With small genomes, for example butterflies and moths, you might make a few edits per chromosome. Lucia ended up making hundreds of edits on each of the huge mistletoe chromosomes.
One issue that quickly became apparent was the resolution available for the Hi-C maps on standard software. It was so low at mistletoe’s scale that only large blocks could be moved around and no editing of finer detail was possible. The solution was to split the chromosomes into separate files and edit them there, which made it more arduous to find the smaller bits of misplaced sequence and assign them to the correct chromosome.
“Since the summer, mistletoe has been my main task,” says Lucia. “I received training from the Sanger team and we worked out a way around the resolution issues. Then we got the mistletoe data and I worked on it for three months straight.”
To put this timeframe into perspective, Lucia curated two other plant genomes — the box (Buxus sempervirens) and a moss (Polytrichum commune) — in a single week before embarking on the mistletoe. Curation was finished in early December 2022, another milestone achieved just before Christmas.
“There is a lot of decision making in curation, which I think is the hardest part,” Lucia reflects. “Is this the right set of sequences, or should I change the order? Is this an inversion? These kinds of structural changes you are supposed to make to the genome, it feels deep because you’re actually altering the results. I got a lot of reassurance from the Sanger team who helped out a lot.”
New year, new genome
A few final challenges remain before the Viscum album genome assembly data is uploaded to public databases for scientists worldwide to freely access.

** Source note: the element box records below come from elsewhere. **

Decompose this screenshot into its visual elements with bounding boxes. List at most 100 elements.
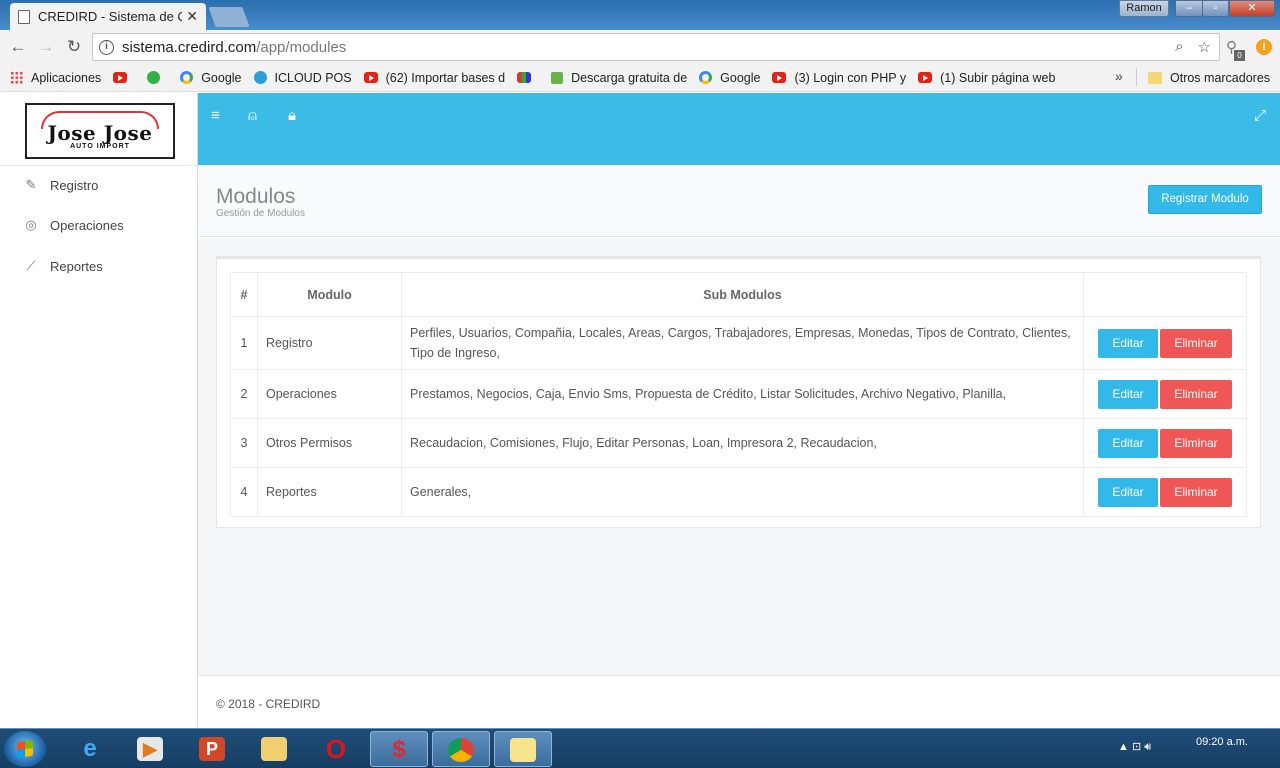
taskbar-app-dollar[interactable]: $ (370, 731, 428, 767)
lock-icon[interactable]: 🔒︎ (288, 107, 296, 124)
sticky-notes-icon (510, 738, 536, 762)
fullscreen-icon[interactable]: ⤢ (1254, 107, 1266, 124)
edit-icon: ✎ (25, 177, 37, 192)
bookmark-login-php[interactable]: (3) Login con PHP y (772, 71, 906, 85)
alert-icon[interactable]: ! (1256, 39, 1272, 55)
more-bookmarks-icon[interactable]: » (1115, 68, 1123, 84)
chart-line-icon: ⟋ (26, 258, 36, 273)
taskbar-app-chrome[interactable] (432, 731, 490, 767)
row-actions: Editar Eliminar (1083, 369, 1247, 419)
bookmark-google[interactable]: Google (180, 71, 242, 85)
row-submodules: Generales, (401, 467, 1084, 517)
row-module: Registro (257, 316, 402, 370)
footer-copyright: © 2018 - CREDIRD (216, 697, 321, 711)
taskbar-app-explorer[interactable] (246, 731, 304, 767)
bookmark-subir-pagina[interactable]: (1) Subir página web (918, 71, 1055, 85)
new-tab-button[interactable] (208, 7, 250, 27)
logo-title: Jose Jose (47, 121, 153, 145)
apps-icon (10, 71, 23, 84)
row-submodules: Prestamos, Negocios, Caja, Envio Sms, Pr… (401, 369, 1084, 419)
taskbar-app-ie[interactable]: e (62, 731, 120, 767)
row-module: Reportes (257, 467, 402, 517)
youtube-icon (918, 72, 933, 83)
taskbar-app-sticky-notes[interactable] (494, 731, 552, 767)
row-submodules: Perfiles, Usuarios, Compañia, Locales, A… (401, 316, 1084, 370)
window-user-badge[interactable]: Ramon (1119, 0, 1169, 17)
table-row: 2 Operaciones Prestamos, Negocios, Caja,… (230, 369, 1247, 419)
edit-button[interactable]: Editar (1098, 428, 1158, 458)
register-module-button[interactable]: Registrar Modulo (1148, 185, 1262, 214)
column-header-num: # (230, 272, 258, 317)
multicolor-icon (517, 72, 532, 83)
folder-icon (1148, 72, 1162, 84)
menu-toggle-icon[interactable]: ≡ (211, 107, 220, 124)
bookmark-multicolor[interactable] (517, 72, 539, 83)
app-footer: © 2018 - CREDIRD (198, 675, 1280, 728)
bookmark-importar-bases[interactable]: (62) Importar bases d (363, 71, 505, 85)
youtube-icon (772, 72, 787, 83)
sidebar-item-label: Reportes (50, 258, 103, 274)
info-icon[interactable]: i (99, 39, 114, 55)
row-submodules: Recaudacion, Comisiones, Flujo, Editar P… (401, 418, 1084, 468)
bookmark-star-icon[interactable]: ☆ (1198, 38, 1211, 56)
sidebar-item-operaciones[interactable]: ◎ Operaciones (24, 217, 124, 233)
bookmark-google-2[interactable]: Google (699, 71, 760, 85)
taskbar-app-powerpoint[interactable]: P (184, 731, 242, 767)
bookmark-descarga-gratuita[interactable]: Descarga gratuita de (551, 71, 687, 85)
back-icon[interactable]: ← (4, 37, 32, 57)
tray-icons[interactable]: ▲ ⊡ 🔊︎ (1118, 740, 1151, 754)
bookmarks-divider (1136, 68, 1137, 86)
company-logo[interactable]: Jose Jose AUTO IMPORT (25, 103, 175, 159)
modules-panel: # Modulo Sub Modulos 1 Registro Perfiles… (216, 256, 1261, 528)
edit-button[interactable]: Editar (1098, 379, 1158, 409)
edit-button[interactable]: Editar (1098, 477, 1158, 507)
sidebar-item-label: Operaciones (50, 217, 124, 233)
taskbar-app-opera[interactable]: O (308, 731, 366, 767)
delete-button[interactable]: Eliminar (1160, 328, 1232, 358)
row-actions: Editar Eliminar (1083, 418, 1247, 468)
bookmark-whatsapp[interactable] (147, 71, 168, 84)
browser-tab[interactable]: CREDIRD - Sistema de Co ✕ (10, 3, 206, 30)
bookmark-icloud-pos[interactable]: ICLOUD POS (253, 71, 352, 85)
close-window-button[interactable]: ✕ (1229, 0, 1275, 17)
reload-icon[interactable]: ↻ (60, 37, 88, 57)
other-bookmarks[interactable]: Otros marcadores (1148, 64, 1270, 92)
start-button[interactable] (4, 731, 46, 767)
edit-button[interactable]: Editar (1098, 328, 1158, 358)
delete-button[interactable]: Eliminar (1160, 379, 1232, 409)
row-number: 2 (230, 369, 258, 419)
modules-table: # Modulo Sub Modulos 1 Registro Perfiles… (230, 272, 1247, 517)
column-header-module: Modulo (257, 272, 402, 317)
taskbar-clock[interactable]: 09:20 a.m. (1196, 735, 1248, 749)
maximize-button[interactable]: ▫ (1202, 0, 1229, 17)
bolt-icon (253, 71, 267, 84)
sidebar: Jose Jose AUTO IMPORT ✎ Registro ◎ Opera… (0, 93, 198, 728)
minimize-button[interactable]: – (1175, 0, 1203, 17)
delete-button[interactable]: Eliminar (1160, 428, 1232, 458)
page-icon (18, 9, 30, 24)
main-content: # Modulo Sub Modulos 1 Registro Perfiles… (198, 238, 1280, 675)
youtube-icon (363, 72, 378, 83)
table-header-row: # Modulo Sub Modulos (230, 272, 1247, 317)
sidebar-item-reportes[interactable]: ⟋ Reportes (24, 258, 103, 274)
taskbar-app-media-player[interactable]: ▶ (122, 731, 180, 767)
delete-button[interactable]: Eliminar (1160, 477, 1232, 507)
zoom-search-icon[interactable]: ⌕ (1175, 38, 1183, 56)
logo-subtitle: AUTO IMPORT (70, 143, 130, 150)
url-path: /app/modules (256, 38, 347, 56)
user-icon[interactable]: ⍝ (248, 107, 257, 124)
windows-taskbar: e ▶ P O $ (0, 728, 1280, 768)
download-icon (551, 71, 564, 84)
youtube-icon (113, 72, 128, 83)
page-subtitle: Gestión de Modulos (216, 208, 305, 219)
sidebar-divider (0, 165, 197, 166)
sidebar-item-registro[interactable]: ✎ Registro (24, 177, 99, 193)
bookmark-youtube[interactable] (113, 72, 135, 83)
page-header: Modulos Gestión de Modulos Registrar Mod… (198, 165, 1280, 237)
address-bar[interactable]: i sistema.credird.com/app/modules ⌕ ☆ (92, 33, 1220, 61)
bookmark-aplicaciones[interactable]: Aplicaciones (10, 71, 101, 85)
file-explorer-icon (261, 737, 287, 761)
forward-icon[interactable]: → (32, 37, 60, 57)
close-tab-icon[interactable]: ✕ (186, 8, 198, 25)
browser-toolbar: ← → ↻ i sistema.credird.com/app/modules … (0, 30, 1280, 64)
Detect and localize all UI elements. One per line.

For example, although genomes as large as 100 Gbp can be uploaded, the databases cannot take individual continuous sequences of DNA larger than 2.14 Gbp. Since the mistletoe chromosomes are so large, they will need to be split into six pieces each, but still all be part of the same genome submission.
Nevertheless, the finish line for this marathon genome is in sight. “There were numerous challenges along the path, but it was well worth it. I’d do it again,” says Alex Twyford.
Where do you go from the biggest genome? Well, plant genomes do lots of complicated things. One is called polyploidy, where the plant has duplicated its genome at different points in its history. The mistletoe has not done this, it is a straightforward diploid, meaning it only has pairs of chromosomes like humans. In contrast, some plants have many more copies of the same chromosome. The adder’s tongue fern (Ophioglossum sp.) has done this to such an extent that it has well over a thousand chromosomes in each of its cells.
“Now DToL has sequenced the largest genome, I’d be keen to tackle this second challenge — the polyploidy issue,” says Alex. “With some of those polyploid genomes you’re sequencing two, or four, or eight genomes in one. Trying to untangle those is the next frontier.”